Un plonkeur / une plonkeuse 6 – 8 This person doesn’t clean his windows, nor his car, nor repair his house, nor tend a garden. Many French people are in this category. Will respond to the enquiry ‘Parlez-vous Anglais?’ with ‘Oui, a leetel’, and actually make an effort if in a good mood. Best approached after lunch, i.e. 3.15 p.m.
Un tosseur / une tosseuse 3 – 5 This person is unhelpful by nature, but more so once he / she discovers you are English, or you speak anything other than flawless French. Will respond to the enquiry ‘Parlez-vous Anglais?’ with ‘No, ah do nod spick a zingle wort of ze Onglish lonkwich, ah’m afret we shell eff to convorse in Fronch. Kandly prozeed wiss your onquerry.’
Un wankeur / une wankeuse 1 – 2 This person refuses to accept the very existence of the English language. Responds to your cheery ‘good morning’ – or ‘good moaning’, if you’re willing to make an effort yourself – with a look of utter bewilderment. Responds to any enquiry with a fast torrent of French, in which no individual words could possibly be identified, even by a native French speaker.

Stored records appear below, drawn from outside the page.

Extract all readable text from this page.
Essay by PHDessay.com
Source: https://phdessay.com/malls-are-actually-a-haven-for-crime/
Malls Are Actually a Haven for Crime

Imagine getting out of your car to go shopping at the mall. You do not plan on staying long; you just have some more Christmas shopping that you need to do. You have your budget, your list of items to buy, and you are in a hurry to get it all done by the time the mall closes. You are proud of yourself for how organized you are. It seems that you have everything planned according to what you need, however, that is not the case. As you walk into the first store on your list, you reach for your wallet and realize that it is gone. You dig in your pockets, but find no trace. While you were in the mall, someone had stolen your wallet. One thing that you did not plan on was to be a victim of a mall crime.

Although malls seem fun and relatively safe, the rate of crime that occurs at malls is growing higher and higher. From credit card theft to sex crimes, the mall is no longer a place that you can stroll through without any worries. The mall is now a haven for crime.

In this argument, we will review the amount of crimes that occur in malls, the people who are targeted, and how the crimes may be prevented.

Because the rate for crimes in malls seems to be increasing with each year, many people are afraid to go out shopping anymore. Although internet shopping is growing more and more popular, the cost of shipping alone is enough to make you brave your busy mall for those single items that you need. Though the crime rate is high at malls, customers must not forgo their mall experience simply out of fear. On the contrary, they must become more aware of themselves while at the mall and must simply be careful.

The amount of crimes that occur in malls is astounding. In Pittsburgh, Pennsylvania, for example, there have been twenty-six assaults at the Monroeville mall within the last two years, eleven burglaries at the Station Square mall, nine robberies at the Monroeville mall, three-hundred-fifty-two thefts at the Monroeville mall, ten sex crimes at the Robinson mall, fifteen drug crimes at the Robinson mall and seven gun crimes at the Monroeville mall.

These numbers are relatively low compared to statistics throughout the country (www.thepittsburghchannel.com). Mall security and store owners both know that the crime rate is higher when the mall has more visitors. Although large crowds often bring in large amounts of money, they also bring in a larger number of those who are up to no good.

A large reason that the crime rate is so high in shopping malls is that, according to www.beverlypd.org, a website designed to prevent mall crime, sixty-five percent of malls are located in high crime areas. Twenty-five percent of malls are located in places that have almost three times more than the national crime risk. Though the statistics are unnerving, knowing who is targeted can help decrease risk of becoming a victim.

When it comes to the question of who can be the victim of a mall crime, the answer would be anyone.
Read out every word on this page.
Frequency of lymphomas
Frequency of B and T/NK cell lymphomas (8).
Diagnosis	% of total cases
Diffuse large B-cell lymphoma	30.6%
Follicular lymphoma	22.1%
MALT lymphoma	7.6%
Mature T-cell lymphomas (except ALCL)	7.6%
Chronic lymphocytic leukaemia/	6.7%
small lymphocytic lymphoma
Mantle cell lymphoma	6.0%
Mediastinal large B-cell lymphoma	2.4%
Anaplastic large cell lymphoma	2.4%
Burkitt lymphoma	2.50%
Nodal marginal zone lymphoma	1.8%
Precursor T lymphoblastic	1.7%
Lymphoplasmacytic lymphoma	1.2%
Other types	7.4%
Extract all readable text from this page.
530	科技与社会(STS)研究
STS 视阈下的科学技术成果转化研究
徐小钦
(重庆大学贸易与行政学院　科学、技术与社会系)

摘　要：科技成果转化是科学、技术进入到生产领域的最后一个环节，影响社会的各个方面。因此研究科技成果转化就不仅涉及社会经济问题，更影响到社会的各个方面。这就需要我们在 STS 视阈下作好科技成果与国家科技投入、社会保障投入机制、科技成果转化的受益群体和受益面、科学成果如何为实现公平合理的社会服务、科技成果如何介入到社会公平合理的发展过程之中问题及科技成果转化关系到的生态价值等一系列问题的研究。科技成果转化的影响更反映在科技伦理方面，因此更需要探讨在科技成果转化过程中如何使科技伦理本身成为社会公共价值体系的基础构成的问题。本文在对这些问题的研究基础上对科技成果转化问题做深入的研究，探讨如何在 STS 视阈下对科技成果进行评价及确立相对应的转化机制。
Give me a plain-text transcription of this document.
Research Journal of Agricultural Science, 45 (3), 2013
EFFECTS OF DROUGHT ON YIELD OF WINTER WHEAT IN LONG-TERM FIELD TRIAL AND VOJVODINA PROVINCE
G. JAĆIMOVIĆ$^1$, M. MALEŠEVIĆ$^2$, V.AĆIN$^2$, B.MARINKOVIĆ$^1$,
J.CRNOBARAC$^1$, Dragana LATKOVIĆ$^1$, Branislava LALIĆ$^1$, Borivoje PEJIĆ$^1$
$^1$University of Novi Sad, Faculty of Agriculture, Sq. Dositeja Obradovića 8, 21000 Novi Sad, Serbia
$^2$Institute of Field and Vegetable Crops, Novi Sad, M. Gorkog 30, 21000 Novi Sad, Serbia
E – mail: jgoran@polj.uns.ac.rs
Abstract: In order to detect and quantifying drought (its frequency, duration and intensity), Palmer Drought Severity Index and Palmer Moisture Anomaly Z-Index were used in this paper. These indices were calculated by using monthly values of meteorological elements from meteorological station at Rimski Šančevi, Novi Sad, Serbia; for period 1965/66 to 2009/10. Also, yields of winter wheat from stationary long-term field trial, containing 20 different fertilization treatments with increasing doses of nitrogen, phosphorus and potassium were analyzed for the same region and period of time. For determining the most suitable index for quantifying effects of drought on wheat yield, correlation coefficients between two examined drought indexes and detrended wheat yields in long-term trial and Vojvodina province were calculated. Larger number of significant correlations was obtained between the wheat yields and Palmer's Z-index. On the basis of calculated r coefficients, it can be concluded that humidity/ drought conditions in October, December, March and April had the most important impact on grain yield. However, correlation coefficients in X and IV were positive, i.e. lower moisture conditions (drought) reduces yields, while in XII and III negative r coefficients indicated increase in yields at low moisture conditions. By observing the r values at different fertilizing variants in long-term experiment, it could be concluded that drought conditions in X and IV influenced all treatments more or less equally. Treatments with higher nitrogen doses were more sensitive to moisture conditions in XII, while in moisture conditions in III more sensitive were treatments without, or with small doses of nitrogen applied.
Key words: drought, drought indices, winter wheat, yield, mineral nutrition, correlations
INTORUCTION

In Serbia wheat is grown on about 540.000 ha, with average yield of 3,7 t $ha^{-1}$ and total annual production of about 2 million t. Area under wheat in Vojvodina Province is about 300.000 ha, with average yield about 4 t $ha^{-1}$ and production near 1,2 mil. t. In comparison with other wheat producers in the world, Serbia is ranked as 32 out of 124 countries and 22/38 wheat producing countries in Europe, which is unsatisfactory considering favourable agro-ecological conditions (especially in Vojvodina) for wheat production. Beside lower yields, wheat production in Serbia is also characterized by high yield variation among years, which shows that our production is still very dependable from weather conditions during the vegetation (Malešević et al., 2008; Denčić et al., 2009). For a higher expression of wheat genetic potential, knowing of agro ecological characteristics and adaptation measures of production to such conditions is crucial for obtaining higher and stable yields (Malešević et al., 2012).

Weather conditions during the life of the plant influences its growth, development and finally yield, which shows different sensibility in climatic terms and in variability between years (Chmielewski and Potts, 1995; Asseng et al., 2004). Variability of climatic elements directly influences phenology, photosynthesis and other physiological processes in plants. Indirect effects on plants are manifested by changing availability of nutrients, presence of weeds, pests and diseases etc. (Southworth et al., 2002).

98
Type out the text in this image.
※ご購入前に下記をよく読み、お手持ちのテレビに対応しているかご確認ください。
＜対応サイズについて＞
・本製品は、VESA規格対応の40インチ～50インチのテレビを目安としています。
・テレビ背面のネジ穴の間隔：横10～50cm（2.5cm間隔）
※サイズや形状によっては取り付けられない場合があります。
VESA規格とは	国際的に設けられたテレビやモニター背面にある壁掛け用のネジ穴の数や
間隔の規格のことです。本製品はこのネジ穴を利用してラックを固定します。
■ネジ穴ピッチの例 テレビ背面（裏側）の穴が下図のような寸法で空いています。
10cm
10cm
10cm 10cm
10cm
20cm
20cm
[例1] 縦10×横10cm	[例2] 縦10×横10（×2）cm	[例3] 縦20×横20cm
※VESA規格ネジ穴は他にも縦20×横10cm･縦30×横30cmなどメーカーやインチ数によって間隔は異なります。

      (1) Scale of 1-10 points, 10 points representing extreme helpfulness.

      Paul then drove to Bordeaux, 50 miles to the south. On the way he recorded the following:

      ‘Aristocrats before the Revolution expected their windows to be cleaned every month, and shutters to be painted every year. The Revolutionaries saw window cleaners and shutter painters as establishment lackeys, and beheaded them along with their masters. The last French window cleaners and shutter painters were guillotined in 1789, and nobody has dared clean a window or paint a shutter in France since.

      Except during the Second World War. After invading France the Germans – true to form – demanded that their commandeered buildings have clean windows and freshly-painted shutters, and they forced the French peasants to carry out the work.

      But the French were a cunning lot, and it occurred to the French Resistance – which every French adult belonged to, at least after the war – that they could spy on enemy plans if they could see through the windows. So they took on the jobs of window cleaning and shutter painting. After the war things returned to normal, and the window cleaners and shutter painters were made redundant.’

      The outskirts of Bordeaux were dingy and dirty but as we approached the centre the city suddenly became more pleasing to the eye, and we parked in an underground car park, ‘des Grands Hommes’. I jokingly said I hoped that this wasn’t a euphemism for a car park frequented by Village People lookalikes, so we were startled to see one very large man in full motorbike leather attire. But neither the native American nor the builder showed up, so we relaxed.

      Paul parked in a disabled bay four floors below ground and commented favourably on the availability of disabled spots in France. We then walked a few yards to the lift, only to discover it was broken down. ‘Fuckin’ French tosseurs!’, he remarked whilst gasping his way up the steps to ground level.